Development and verification of peak signal-to-noise ratio (SNR(P)) equations for determining optimum CT scanning and scoring parameters for a new automated coronary calcium scoring program (N-vivo). Experimental evaluation of the new program for scoring small calcium hydroxyapatite (CaHA) microspheres with small voxel CT images. Theoretical SNR(P) equations were developed using measures of noise, resolution, contrast, scatter, and x-ray photon energy. A coronary calcium scoring test phantom containing very small CaHA microspheres was scanned simultaneously with a calibration phantom at three kVps, three voxel sizes, and three phantom sizes. Agatston and calibrated mass scores, noise standard deviations, peak noise, and peak signal voxel intensities were measured by the N-vivo method for individual microspheres and in patient CT scans. The SNR(P) equation was predictive of the optimum voxel size, kVp, and phantom size, and allowed automated computation of mass scoring thresholds specific to each patient and CT scan. The smallest microcalcification scored in the full sized phantom with the N-vivo method by calibrated mass score (volume 0.075 mm3, mass 0.17 mg) was approximately four times smaller than that scored with the Agatston method (0.27 mm3, mass 0.63 mg).
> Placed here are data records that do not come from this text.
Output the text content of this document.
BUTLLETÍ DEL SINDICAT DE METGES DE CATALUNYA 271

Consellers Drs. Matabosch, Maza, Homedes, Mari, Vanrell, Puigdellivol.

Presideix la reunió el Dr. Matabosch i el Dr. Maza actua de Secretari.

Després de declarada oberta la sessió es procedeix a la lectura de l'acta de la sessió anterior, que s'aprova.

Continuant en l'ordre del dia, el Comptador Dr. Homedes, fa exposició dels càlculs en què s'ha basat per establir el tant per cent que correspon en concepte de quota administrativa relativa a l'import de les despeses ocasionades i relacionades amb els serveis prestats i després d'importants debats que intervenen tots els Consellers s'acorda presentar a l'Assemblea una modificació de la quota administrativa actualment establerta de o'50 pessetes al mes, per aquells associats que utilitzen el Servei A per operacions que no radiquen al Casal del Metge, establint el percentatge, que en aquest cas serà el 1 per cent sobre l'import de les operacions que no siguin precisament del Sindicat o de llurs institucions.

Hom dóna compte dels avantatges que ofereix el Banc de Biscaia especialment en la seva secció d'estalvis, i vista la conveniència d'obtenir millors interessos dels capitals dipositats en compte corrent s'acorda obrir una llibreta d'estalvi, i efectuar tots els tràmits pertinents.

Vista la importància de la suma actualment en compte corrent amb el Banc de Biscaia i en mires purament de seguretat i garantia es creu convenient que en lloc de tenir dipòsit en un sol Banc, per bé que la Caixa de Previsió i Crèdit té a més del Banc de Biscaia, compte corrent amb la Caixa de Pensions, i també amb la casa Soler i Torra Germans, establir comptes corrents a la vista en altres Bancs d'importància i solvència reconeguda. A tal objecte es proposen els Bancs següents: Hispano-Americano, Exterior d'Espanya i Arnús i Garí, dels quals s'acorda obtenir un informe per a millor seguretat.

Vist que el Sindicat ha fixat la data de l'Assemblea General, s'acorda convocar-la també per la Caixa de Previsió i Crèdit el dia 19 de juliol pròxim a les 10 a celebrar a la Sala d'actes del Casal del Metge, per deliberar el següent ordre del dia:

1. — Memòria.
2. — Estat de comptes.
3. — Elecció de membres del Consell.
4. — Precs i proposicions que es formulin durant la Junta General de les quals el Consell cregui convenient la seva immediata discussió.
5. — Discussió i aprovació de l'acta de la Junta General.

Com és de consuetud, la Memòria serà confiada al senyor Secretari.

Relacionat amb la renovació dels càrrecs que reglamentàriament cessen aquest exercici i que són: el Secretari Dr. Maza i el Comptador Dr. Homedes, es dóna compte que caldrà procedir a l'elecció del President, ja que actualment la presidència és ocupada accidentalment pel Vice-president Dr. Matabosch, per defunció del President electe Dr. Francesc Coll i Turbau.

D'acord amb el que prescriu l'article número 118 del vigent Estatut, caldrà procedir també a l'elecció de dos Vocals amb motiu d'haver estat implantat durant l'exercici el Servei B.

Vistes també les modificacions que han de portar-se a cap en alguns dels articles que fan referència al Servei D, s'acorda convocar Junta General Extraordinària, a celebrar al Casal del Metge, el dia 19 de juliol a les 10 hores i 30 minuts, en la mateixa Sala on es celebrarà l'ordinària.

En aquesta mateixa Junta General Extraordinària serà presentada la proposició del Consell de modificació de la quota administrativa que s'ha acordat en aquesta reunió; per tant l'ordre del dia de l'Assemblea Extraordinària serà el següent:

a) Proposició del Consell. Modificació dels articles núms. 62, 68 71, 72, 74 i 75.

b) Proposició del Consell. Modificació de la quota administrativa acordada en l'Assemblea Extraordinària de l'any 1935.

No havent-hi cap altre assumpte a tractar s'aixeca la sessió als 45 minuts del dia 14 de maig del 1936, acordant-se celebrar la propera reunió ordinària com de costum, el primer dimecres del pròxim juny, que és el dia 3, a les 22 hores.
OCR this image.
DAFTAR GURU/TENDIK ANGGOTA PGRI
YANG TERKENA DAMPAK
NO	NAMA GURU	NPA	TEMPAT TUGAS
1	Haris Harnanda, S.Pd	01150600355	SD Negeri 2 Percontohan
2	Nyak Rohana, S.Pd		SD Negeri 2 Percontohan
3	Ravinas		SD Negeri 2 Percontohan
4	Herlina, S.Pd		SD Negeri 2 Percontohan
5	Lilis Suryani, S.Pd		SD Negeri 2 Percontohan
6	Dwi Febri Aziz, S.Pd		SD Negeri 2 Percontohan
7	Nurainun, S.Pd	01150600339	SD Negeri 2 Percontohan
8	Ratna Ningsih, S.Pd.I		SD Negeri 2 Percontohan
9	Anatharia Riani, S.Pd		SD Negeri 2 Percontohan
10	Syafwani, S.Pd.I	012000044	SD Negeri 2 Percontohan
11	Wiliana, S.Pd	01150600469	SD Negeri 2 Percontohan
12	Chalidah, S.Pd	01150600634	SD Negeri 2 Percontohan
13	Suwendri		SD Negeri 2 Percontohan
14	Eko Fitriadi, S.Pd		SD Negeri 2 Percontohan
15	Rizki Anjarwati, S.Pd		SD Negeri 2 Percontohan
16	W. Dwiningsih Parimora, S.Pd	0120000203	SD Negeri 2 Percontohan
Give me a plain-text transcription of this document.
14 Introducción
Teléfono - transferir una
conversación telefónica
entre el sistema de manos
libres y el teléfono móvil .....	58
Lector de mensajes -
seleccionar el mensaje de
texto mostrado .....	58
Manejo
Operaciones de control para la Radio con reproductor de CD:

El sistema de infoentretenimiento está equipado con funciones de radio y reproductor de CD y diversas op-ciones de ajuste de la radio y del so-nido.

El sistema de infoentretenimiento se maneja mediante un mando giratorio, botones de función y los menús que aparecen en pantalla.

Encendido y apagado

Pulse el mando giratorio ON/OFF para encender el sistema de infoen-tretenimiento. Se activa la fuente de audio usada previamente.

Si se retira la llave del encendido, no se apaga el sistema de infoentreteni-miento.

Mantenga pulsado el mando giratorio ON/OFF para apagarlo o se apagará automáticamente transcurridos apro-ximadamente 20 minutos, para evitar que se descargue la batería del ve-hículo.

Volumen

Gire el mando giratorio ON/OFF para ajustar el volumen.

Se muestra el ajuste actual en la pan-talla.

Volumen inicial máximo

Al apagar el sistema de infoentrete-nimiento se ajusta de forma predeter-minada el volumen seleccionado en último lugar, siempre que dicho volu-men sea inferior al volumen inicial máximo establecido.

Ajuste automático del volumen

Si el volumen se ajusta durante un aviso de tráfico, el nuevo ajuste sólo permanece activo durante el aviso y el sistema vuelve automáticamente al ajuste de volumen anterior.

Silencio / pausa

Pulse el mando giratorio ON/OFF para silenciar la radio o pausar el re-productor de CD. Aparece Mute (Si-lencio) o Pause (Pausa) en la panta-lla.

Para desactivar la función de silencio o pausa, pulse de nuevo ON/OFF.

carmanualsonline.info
The SNR(P) equation can be used to model and optimize calcium scoring and CT scan parameters. The common assumptions that noise is too high in thin slice CT or requires high radiation dose for CAC scoring are shown to be misleading. The N-vivo method showed higher detection sensitivity for small microspheres and more consistent mass scores at different beam energies than the conventional Agatston method. Advanced calcium scoring methods with higher sensitivity may allow improved monitoring of plaque changes and provide earlier detection of atherosclerosis.